Roboski Katliamı’nın 500. günü geride kalırken devletin yayınladığı bir rapor ve süren soruşturma dışında bir adım atılmaması İstanbul ve Adana’da da protesto edildi

İstanbul

HDK tarafından Galatasaray Meydanı’nda gerçekleştirilen eylemde “Roboski 500 gün oldu sorumlular nerede?” ve “Roboski katliamını unutmadık, unutturmayacağız! Sorumlular yargılansın!” pankartları açıldı.
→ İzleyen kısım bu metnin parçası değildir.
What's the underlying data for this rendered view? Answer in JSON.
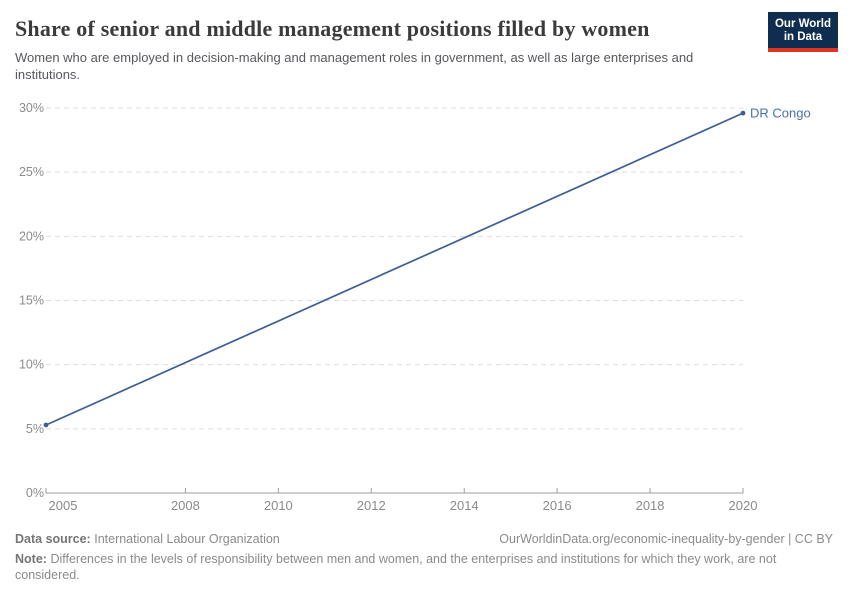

Eylemde ilk olarak 500. gününe gelen katliamının devleti yönetenlerin eliyle gerçekleştiği vurgulandı. Reyhanlı’daki patlamalara dikkat çekilerek yaratılan provokasyona devleti yönetenlerin savaş dilinin neden olduğu ifade edildi.

Eylem Denizler’den, İbo’ya, Diyarbakır zindanında kendini ateşe veren Dörtler’den Haki Karer’e devrim ve özgürlük şehitleri için bir dakikalık saygı duruşuyla sürdü. “Şehit namırın!” sloganıyla biten saygı duruşunun ardından basın açıklamasını HDK İstanbul Yürütme Kurulu üyesi Aysel Güzel okudu.

Adana

HDK ve İHD tarafından bir basın açıklaması yapıldı. İnönü Parkı’nda kurumlar adına açıklama yapan Güven Boğa şunları söyledi: “Aradan 500 gün geçmesine rağmen hala hiçbir adım atılmamıştır. Tüm halklarımızı acıya boğan, 500 gün boyunca unutulmadan dile getirilen ve köylüleri katledenlerin açığa çıkarılması ve yargılanması için yükselen sese kulak verilmiyor.”